1.	Hodi FS, O’Day SJ, McDermott DF, et al. Improved survival with ipilimumab in patients with metastatic melanoma. N Engl J Med. 2010; 363(8):711–723.
2.	Robert C, Thomas L, Bondarenko I, et al. Ipilimumab plus dacarbazine for previously untreated metastatic melanoma. N Engl J Med. 2011; 364(26):2517–2526.
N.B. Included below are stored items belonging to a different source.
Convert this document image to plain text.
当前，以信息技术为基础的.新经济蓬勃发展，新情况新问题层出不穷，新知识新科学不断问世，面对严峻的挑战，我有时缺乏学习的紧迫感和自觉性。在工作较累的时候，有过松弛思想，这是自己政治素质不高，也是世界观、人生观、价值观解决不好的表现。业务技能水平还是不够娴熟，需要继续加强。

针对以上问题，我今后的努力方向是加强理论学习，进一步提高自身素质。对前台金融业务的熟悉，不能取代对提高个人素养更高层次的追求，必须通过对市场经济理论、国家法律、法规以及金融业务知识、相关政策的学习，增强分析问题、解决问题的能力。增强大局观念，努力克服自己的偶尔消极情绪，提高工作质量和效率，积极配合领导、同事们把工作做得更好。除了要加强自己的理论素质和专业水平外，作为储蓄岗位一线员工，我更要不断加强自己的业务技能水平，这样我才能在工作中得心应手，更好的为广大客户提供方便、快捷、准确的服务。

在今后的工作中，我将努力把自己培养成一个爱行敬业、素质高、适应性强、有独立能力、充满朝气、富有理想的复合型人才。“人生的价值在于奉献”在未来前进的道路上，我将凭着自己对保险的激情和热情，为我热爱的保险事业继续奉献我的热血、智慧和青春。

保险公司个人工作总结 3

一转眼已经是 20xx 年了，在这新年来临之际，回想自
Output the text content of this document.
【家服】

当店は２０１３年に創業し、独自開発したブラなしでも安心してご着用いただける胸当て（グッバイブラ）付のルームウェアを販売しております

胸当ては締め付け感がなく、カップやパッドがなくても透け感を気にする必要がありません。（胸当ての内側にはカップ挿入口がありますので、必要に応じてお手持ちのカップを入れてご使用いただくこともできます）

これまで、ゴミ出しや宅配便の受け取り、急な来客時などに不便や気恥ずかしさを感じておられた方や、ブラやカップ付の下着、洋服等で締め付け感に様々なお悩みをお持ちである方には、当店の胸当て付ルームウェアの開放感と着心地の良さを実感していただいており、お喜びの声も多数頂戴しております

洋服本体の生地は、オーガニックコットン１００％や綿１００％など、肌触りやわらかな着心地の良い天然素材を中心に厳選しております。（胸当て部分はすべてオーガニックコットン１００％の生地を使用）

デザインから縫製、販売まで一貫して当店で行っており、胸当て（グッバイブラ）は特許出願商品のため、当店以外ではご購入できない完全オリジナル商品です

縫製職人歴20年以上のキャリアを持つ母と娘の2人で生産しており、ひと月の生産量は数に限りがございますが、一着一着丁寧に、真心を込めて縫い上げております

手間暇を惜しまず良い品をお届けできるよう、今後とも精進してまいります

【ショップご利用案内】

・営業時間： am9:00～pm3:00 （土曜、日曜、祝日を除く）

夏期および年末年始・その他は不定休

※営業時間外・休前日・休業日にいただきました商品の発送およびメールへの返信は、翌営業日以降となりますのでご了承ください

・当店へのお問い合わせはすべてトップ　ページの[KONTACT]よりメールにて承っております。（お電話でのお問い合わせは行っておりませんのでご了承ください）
3.	Hanaizi Z, van Zwieten-Boot B, Calvo G, et al. The European Medicines Agency review of ipilimumab (Yervoy) for the treatment of advanced (unresectable or metastatic) melanoma in adults who have received prior therapy: summary of the scientific assessment of the Committee for Medicinal Products for Human Use. Eur J Cancer. 2012;48(2):237–242.
4.	Garbe C, Peris K, Hauschild A, et al; European Dermatology Forum; European Association of Dermato-Oncology; European Organization of Research and Treatment of Cancer. Diagnosis and treatment of melanoma. European consensus-based interdisciplinary guideline – Update 2012. Eur J Cancer. 2012;48(15):2375–2390.
5.	Prieto PA, Yang JC, Sherry RM, et al. CTLA-4 blockade with ipilimumab: long-term follow-up of 177 patients with metastatic melanoma. Clin Cancer Res. 2012;18(7):2039–2047.
6.	Forde PM, Rock K, Wilson G, et al. Ipilimumab-induced immune-related renal failure – a case report. Anticancer Res. 2012;32(10):4607–4608.
7.	Fadel F, El Karoui K, Knebelmann B. Anti-CTLA4 antibody-induced lupus nephritis. N Engl J Med. 2009;361(2):211–212.
8.	YERVOY® (ipilimumab) [package insert]. New York, NY: Bristol-Myers Squibb; 2014.
9.	Voskens CJ, Goldinger SM, Loquai C, et al. The price of tumor control: an analysis of rare side effects of anti-CTLA-4 therapy in metastatic melanoma from the ipilimumab network. PLoS One. 2013;8(1):e53745.